Patient With Systemic Complications Dies After Being Cleared For Surgery

    Medical Coding Expert

    This case involves a 70-year-old male with a past medical history of COPD, Hepatitis B, high blood pressure, and diabetes who underwent elective lumbar discectomy for radicular pain. The patient’s medical clearance from his primary care physician apparently did not have risk stratification. In the hospital, the patient was deemed an ASA class 2, indicating mild systemic disease. Later, however, his medical records listed him as an ASA class 3, denoting severe systemic disease. During surgery, the patient experienced multiple hypotensive episodes and dangerously low blood pressure. He was found to be severely acidotic and dehydrated post-operatively and was unable to be weaned from the ventilator. The patient coded and ultimately expired in the hospital.

    Question(s) For Expert Witness

    • 1. Do you routinely assess patients' pre-operative risk before surgery?
    • 2. What should be included in a medical clearance note from a PCP?
    • 3. What are fluid resuscitation guidelines for surgery?

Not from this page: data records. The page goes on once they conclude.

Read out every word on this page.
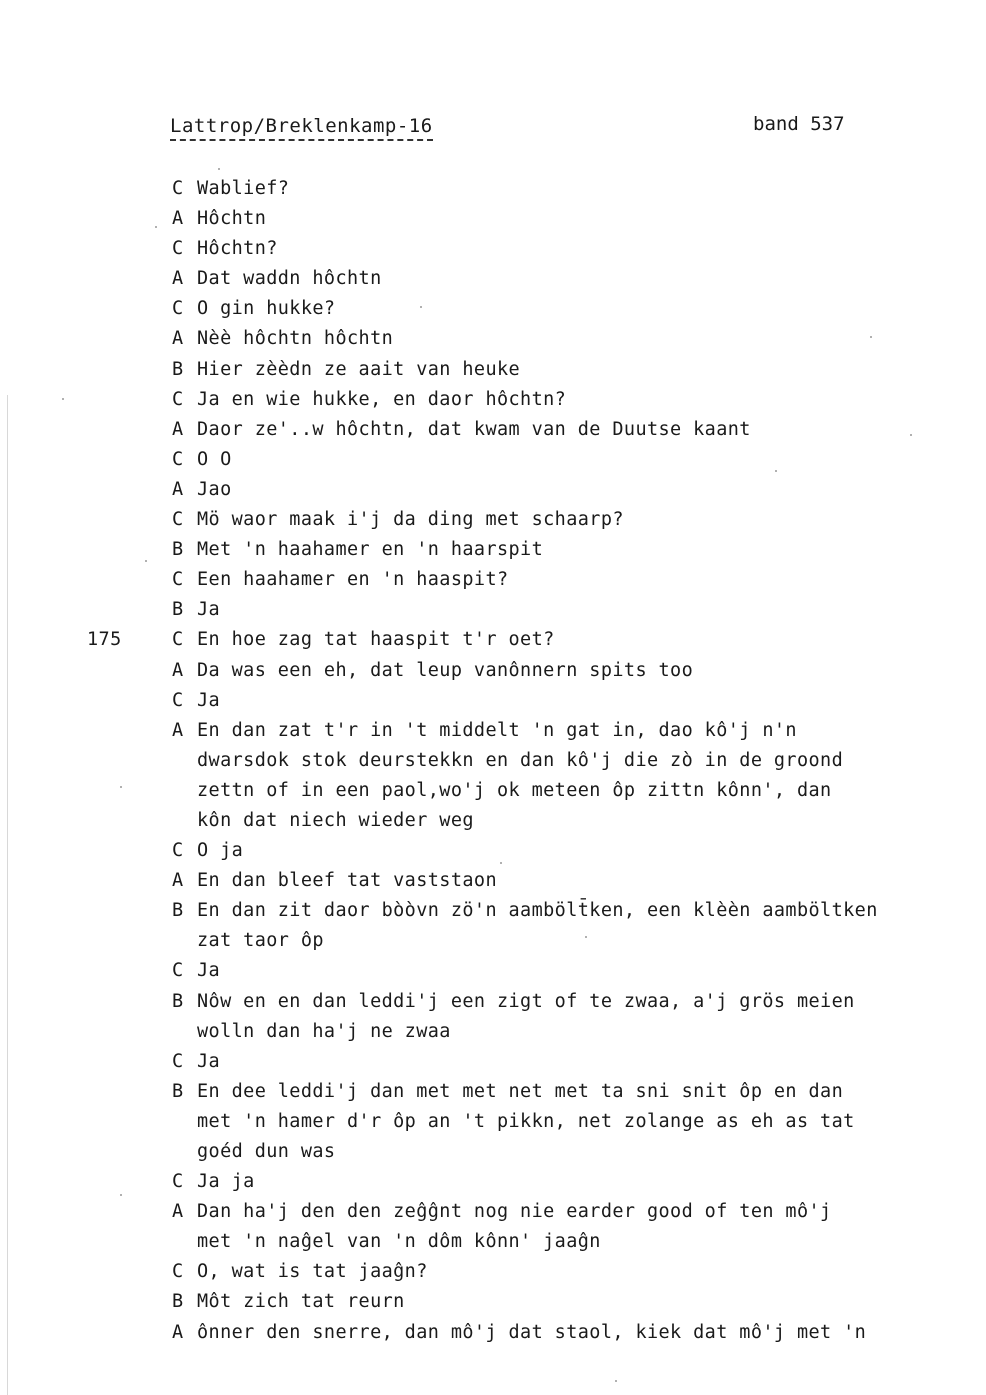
Lattrop/Breklenkamp-16	band 537
C Wablief?
A Hôchtn
C Hôchtn?
A Dat waddn hôchtn
C O gin hukke?
A Nèè hôchtn hôchtn
B Hier zèèdn ze aait van heuke
C Ja en wie hukke, en daor hôchtn?
A Daor ze'..w hôchtn, dat kwam van de Duutse kaant
C O O
A Jao
C Mö waor maak i'j da ding met schaarp?
B Met 'n haahamer en 'n haarspit
C Een haahamer en 'n haaspit?
B Ja
175	C En hoe zag tat haaspit t'r oet?
A Da was een eh, dat leup vanônnern spits too
C Ja
A En dan zat t'r in 't middelt 'n gat in, dao kô'j n'n
dwarsdok stok deurstekkn en dan kô'j die zò in de groond
zettn of in een paol,wo'j ok meteen ôp zittn kônn', dan
kôn dat niech wieder weg
C O ja
A En dan bleef tat vaststaon
B En dan zit daor bòòvn zö'n aambölt̄ken, een klèèn aamböltken
zat taor ôp
C Ja
B Nôw en en dan leddi'j een zigt of te zwaa, a'j grös meien
wolln dan ha'j ne zwaa
C Ja
B En dee leddi'j dan met met net met ta sni snit ôp en dan
met 'n hamer d'r ôp an 't pikkn, net zolange as eh as tat
goéd dun was
C Ja ja
A Dan ha'j den den zeĝĝnt nog nie earder good of ten mô'j
met 'n naĝel van 'n dôm kônn' jaaĝn
C O, wat is tat jaaĝn?
B Môt zich tat reurn
A ônner den snerre, dan mô'j dat staol, kiek dat mô'j met 'n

    Expert Witness Response E-002863

    Yes, I routinely assess patients’ pre-operative risk before surgery. Hypotension and fluid replacement are issues in many cases of alleged perioperative medical malpractice where the end game is serious morbidity or death. The important thing is not the level of risk, but (a) making sure the patient is optimized before surgery if elective and not emergency and (b) making sure through joint decision making process with patient/family and surgeon that the level of risk as best as can be understood is acceptable/worth the possible benefits. A medical clearance note from a primary care physician may or may not be helpful to a proficient anesthesiologist. There are circumstances where the patient is “cleared” by the primary care physician or family physician or even cardiologist, but the anesthesiologist has a different expert opinion based on their greater knowledge of conditions during surgery and perioperative care and monitoring in general. The anesthesiologist may benefit from additional information supplied by the primary care physician, but it is up to the anesthesiologist how much weight they place on the PCP clearance when making their own independent determination. Fluid resuscitation guidelines for surgery are well accepted – the patient’s volume status preoperatively, their hemoglobin and hematocrit, the length and type of surgery, the weight of the patient and age, any co existing diseases all have an impact on the basic framework for elective surgery – (1) accounting for preoperative fasting/NPO (2) accounting for blood loss (generally 3 cc of crystalloid replacement for each 1 cc of blood loss in a patient with relatively normal blood volume and content (3) accounting for any bowel preparation or nasogastric tube suction not relevant in this case (4) accounting for any insensible losses from large open incisions not relevant in this case, and (5) balancing the use of vasopressor drugs and fluid resuscitation with depth of anesthesia for unexpected low blood pressure.